Nah. Didn’t work. He was hungry, and there wasn’t anything he could do about it. He was outdoors, that’s what the problem was. The air was sweet, fresh, if a little strange. But during his stay on Earth he had grown used to the native environment. The smell of the forest set his juices to flowing, and all he could think about was stuffing his maw with endless quantities of …
Food. He licked his chops. He was really losing it now. If he didn’t get food soon … well, there was no telling what he’d do.
He swiped at a tree and came away with his claws full of bark. He sampled that, spat it out. Too dry. He tried some weeds. Not bad, but like eating air.
There was nothing around to eat! But what did he expect? It was winter. He tore off a fresh branch and gnawed at it, spitting out the bark and biting into the fresh green wood underneath.
No taste. No taste at all. Nothing in this world had any taste.
He howled once, then came to a halt, astonished at himself.
“I’m going crazy,” he muttered.
He stalked on, increasing his pace. The trail bore downhill, then leveled off. A narrow brook crossed his path, which he took in one hop. The trail went up again, crested, then twined down the side of a steep hill.
There was a structure sitting on the gentle slope of the field below. A human dwelling.
He approached, hiding behind an outbuilding. Peering around a corner, he checked the place out. It was quiet. The house was dark. Fine. He went to the back door and tried it. It was a sturdy door, locked good and tight, but the carpenters had never figured on a seven-foot-tall quasi-ursine alien with the strength of ten gorillas.
Snowy pushed hard, and the dead bolt tore out of its slot, ripping the doorjamb.
“Oops,” Snowy said. He felt guilty about this. He respected private property. After all, he wouldn’t take to someone breaking into his own shack out on the ice, humble as it was. But Snowy really didn’t have a choice.
He found himself in a dark basement. He knew there was a light somewhere, but couldn’t find it. His eyes adjusted to the dark quickly, though, and the first thing he saw was a possible food substance.
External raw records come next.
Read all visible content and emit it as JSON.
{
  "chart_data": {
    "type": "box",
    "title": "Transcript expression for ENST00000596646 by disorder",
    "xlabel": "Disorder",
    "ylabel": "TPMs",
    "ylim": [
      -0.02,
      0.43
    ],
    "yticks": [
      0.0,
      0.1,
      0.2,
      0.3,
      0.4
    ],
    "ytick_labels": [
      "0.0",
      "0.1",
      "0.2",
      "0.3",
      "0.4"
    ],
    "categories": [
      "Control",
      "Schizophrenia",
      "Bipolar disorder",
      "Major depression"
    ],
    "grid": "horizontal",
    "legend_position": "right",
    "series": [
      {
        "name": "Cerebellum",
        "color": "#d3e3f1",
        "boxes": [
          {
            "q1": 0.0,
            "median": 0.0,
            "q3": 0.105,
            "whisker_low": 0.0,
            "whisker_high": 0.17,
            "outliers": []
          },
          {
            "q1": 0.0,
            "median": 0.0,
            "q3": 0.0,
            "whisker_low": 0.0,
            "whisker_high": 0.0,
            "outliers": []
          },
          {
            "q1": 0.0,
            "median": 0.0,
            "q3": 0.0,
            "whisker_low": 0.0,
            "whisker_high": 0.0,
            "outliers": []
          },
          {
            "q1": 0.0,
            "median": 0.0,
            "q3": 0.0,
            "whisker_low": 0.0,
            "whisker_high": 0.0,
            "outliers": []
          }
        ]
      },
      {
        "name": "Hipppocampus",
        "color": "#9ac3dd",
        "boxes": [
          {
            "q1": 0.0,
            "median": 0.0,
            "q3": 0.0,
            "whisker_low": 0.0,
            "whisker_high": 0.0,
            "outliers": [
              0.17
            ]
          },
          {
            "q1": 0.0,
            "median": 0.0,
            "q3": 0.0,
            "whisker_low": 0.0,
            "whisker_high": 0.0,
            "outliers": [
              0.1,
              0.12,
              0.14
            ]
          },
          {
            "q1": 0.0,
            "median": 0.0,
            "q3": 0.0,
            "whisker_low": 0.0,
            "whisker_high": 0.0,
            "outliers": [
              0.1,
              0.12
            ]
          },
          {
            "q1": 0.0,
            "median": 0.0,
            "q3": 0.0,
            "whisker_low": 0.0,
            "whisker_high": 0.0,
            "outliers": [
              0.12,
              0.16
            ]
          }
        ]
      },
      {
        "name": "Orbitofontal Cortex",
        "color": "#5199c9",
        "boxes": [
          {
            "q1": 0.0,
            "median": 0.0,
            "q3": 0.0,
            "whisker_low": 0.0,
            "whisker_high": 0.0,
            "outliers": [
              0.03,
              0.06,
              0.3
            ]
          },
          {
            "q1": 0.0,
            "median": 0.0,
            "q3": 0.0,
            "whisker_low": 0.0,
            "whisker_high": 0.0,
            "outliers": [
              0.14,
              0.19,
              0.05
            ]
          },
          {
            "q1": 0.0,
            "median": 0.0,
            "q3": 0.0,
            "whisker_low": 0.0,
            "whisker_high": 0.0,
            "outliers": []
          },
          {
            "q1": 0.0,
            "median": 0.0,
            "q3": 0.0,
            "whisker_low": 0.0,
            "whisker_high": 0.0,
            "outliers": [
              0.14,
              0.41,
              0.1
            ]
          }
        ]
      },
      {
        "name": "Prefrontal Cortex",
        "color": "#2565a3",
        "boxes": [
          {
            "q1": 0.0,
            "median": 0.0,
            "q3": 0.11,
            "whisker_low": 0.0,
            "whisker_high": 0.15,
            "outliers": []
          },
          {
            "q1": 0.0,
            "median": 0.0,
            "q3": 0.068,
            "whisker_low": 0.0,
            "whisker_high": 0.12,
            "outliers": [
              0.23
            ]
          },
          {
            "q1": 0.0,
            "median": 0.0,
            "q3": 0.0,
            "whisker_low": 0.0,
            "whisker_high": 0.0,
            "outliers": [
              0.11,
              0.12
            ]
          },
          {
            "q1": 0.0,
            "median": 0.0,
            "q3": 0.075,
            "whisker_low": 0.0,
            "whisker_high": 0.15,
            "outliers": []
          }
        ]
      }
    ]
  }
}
Whatever it was, it was packed into glass jars lined up on wooden shelves. He looked at the stuff. It was red. He unscrewed the top off one jar and stuck his finger in, licked it. Tangy, not bad. He upended the jar into his mouth.
Not bad at all. It was what they called tomatoes. He had eaten them in salads and other things. Salads! Now, talk about eating air. How could humans live off a bunch of leaves? Nothing to it.
He unscrewed another jar, then tossed it disdainfully over his shoulder. Nothing to this stuff, either.
There were other foodstuffs available. Metal cans of junk. Forget that. Other things, hanging from the overhead beams. Meat! Spiced meat, too. Sausage, it looked like. And a big hank of raw rump, cured with salt and having a smoky flavor. Hey, this was more like it. Idly munching a haunch of ham, he went up the creaking wooden stairs.
His appetite was getting stronger, despite an overpowering human smell to the place that ordinarily would have put him off his food. Enticing smells turned him to the right, toward the kitchen.
He rifled the cabinets, finding dry and dusty cereals, more cans, spices, packages of unidentifiable whatever, still more cans, more boxes of dry and dusty stuff….
The refrigerator held leftovers that hadn’t been good ideas in the first place, along with ice cubes, three trays of which he crunched up with relish. There were various liquids to drink. He glugged those. There was fruit and some greens. Ptui.